The acting is good, thanks to professionals like Powell and Claire Dodd as the romantic leads. For Dodd playing comedy – and playing it well – was quite unlike her former roles in the ‘30s where she whether played a moll, a home wrecker, or some other type of nefarious character. (I had to chuckle, though, during the scene where she tells him he could have avoided all the crazed female fans if he got married. I can almost picture him saying, “What? Instead of enlisting in the Navy I could have avoided all this by marrying you?”) Dick Foran and Shemp Howard provide their usual fine support. 

But it’s Powell who intrigues us. Who could have predicted at the time that Powell, an actor on a downward spiral, would stage a huge comeback, and not in a musical, but a film noir of all things? 

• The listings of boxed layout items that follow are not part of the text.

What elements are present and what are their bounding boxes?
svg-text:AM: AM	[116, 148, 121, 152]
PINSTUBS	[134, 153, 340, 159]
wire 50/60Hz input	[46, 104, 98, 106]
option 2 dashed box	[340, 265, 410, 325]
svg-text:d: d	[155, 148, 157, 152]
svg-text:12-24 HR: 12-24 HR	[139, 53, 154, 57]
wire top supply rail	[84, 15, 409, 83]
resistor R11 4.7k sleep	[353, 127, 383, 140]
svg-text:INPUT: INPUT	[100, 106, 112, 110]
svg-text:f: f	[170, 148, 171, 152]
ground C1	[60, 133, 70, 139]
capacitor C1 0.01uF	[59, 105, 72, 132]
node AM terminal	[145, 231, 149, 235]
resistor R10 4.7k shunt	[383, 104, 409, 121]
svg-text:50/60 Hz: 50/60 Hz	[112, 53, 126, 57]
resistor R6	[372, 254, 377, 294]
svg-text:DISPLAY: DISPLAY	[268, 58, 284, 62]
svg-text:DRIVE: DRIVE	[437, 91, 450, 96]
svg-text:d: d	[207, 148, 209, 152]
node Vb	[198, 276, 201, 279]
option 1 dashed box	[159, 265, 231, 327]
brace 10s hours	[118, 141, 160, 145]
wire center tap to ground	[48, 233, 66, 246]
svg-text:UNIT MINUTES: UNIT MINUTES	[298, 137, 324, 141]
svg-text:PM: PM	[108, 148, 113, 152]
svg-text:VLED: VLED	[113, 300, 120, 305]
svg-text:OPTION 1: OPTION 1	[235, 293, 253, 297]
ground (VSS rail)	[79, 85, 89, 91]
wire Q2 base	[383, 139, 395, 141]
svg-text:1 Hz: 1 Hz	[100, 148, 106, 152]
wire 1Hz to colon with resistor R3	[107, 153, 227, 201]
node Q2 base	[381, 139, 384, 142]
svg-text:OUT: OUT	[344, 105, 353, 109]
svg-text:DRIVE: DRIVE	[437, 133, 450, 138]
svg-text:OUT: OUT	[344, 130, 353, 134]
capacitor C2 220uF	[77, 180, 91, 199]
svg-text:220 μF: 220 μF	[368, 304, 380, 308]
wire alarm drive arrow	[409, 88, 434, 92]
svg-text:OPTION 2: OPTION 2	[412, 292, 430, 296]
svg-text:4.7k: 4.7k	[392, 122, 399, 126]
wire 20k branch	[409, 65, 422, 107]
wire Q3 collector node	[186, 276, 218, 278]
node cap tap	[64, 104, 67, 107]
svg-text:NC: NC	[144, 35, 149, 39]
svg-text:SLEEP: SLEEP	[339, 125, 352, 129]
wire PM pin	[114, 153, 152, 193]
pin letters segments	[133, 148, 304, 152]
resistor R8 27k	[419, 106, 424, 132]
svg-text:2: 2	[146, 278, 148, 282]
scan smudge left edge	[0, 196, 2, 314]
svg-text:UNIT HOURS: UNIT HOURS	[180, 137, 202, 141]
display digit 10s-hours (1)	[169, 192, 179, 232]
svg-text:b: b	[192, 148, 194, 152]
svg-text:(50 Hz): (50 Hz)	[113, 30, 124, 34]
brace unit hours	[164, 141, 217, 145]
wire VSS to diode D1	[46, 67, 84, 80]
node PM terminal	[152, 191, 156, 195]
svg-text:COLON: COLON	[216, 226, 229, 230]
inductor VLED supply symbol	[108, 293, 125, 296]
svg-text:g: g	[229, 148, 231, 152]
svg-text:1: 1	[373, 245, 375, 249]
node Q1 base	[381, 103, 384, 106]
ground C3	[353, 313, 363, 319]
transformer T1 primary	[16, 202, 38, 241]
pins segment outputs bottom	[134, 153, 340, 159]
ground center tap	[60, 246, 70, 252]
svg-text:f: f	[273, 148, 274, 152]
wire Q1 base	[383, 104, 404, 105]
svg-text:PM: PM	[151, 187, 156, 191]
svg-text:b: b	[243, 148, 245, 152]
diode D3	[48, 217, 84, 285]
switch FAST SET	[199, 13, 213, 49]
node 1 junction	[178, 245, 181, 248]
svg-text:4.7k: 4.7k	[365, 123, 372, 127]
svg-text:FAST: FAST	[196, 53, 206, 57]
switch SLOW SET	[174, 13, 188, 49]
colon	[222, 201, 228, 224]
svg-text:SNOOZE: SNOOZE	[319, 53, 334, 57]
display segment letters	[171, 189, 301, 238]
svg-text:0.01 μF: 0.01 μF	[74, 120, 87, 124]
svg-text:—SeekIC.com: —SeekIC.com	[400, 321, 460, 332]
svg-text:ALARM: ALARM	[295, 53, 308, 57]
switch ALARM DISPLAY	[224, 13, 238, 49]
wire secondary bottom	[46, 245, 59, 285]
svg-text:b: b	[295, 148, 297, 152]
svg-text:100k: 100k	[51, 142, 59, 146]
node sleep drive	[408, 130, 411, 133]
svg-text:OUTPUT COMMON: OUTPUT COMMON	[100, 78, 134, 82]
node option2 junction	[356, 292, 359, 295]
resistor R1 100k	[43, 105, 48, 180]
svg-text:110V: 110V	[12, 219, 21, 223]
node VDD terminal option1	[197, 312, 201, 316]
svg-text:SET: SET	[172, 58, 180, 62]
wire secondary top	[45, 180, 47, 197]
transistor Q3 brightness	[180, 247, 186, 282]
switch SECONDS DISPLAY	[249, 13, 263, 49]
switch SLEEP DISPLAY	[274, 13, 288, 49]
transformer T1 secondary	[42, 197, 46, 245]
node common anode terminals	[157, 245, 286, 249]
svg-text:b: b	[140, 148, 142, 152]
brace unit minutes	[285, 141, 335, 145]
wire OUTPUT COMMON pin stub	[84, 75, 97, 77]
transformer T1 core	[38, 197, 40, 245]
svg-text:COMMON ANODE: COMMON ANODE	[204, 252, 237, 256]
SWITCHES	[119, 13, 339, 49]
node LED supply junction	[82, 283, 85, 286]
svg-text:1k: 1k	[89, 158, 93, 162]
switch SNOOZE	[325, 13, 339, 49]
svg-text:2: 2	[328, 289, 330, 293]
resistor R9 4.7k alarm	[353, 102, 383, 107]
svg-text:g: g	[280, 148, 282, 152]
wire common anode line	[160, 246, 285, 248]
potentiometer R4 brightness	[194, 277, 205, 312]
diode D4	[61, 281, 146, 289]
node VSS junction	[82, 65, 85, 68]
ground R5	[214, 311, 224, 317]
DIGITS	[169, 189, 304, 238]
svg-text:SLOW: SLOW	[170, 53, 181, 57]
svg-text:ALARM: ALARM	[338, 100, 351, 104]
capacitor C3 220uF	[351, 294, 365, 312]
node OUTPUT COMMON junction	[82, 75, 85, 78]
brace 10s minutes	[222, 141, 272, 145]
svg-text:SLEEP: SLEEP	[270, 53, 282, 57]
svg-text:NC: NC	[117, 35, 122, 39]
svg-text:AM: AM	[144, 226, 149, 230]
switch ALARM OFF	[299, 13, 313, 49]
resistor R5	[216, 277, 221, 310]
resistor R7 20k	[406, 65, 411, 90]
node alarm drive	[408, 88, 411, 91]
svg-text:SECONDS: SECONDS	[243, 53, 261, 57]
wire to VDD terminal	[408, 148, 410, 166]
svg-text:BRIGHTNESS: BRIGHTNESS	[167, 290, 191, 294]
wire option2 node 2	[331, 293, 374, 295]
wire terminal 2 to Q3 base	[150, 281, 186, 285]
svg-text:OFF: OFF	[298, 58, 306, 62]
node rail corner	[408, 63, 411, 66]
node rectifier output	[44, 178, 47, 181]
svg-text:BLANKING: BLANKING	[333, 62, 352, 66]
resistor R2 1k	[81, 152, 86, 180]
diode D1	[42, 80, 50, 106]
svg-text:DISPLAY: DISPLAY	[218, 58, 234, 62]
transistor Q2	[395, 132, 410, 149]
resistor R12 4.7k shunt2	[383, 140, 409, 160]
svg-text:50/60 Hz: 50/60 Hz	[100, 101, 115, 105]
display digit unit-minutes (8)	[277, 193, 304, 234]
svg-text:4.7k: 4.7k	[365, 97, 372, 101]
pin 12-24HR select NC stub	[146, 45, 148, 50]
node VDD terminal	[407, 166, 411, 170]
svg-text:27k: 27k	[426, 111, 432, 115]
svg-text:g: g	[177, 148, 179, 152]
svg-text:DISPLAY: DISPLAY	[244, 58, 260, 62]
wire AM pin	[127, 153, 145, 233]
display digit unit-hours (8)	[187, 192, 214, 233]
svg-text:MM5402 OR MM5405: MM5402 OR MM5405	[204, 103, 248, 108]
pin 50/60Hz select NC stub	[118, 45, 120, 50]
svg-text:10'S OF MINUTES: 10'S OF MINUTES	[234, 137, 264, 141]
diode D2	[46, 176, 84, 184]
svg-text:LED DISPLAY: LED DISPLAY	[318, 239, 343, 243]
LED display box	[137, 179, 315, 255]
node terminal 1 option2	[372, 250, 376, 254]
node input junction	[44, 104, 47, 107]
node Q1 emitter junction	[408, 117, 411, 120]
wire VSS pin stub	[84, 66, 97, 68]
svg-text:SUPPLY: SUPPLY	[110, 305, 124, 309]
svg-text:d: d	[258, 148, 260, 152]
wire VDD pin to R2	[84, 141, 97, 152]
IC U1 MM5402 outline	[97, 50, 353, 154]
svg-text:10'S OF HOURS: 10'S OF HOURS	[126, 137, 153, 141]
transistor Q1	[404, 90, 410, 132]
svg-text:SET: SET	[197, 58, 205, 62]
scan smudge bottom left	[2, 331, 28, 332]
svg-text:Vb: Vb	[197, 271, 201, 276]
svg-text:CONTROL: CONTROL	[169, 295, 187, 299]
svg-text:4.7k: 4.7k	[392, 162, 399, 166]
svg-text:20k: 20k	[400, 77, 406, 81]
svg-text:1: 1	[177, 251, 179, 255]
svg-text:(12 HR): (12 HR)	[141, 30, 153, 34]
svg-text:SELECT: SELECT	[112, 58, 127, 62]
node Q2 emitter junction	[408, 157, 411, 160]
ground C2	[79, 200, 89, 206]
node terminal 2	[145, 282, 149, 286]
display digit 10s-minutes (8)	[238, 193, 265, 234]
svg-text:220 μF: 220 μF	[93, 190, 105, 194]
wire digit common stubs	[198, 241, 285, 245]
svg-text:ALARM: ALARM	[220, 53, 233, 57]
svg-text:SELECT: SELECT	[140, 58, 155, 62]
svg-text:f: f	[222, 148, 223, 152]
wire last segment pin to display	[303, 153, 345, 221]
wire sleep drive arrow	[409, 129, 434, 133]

All things considered, In the Navy, while not as good as Buck Privates, is nevertheless a decent mix of music, comedy, and romance, with classic Abbott and Costello routines, including the unforgettable 13x7=28. However, let’s face facts. With Abbott and Costello there is no middle ground. One either loves them or hates them. Those who hate them will avoid this film while those who love them will consider it hilarious. That’s just the way it is.

Trivia

Bandleader and clarinet virtuoso Artie Shaw must have seen this film, for later in 1941 he quit his band and enlisted in the Navy.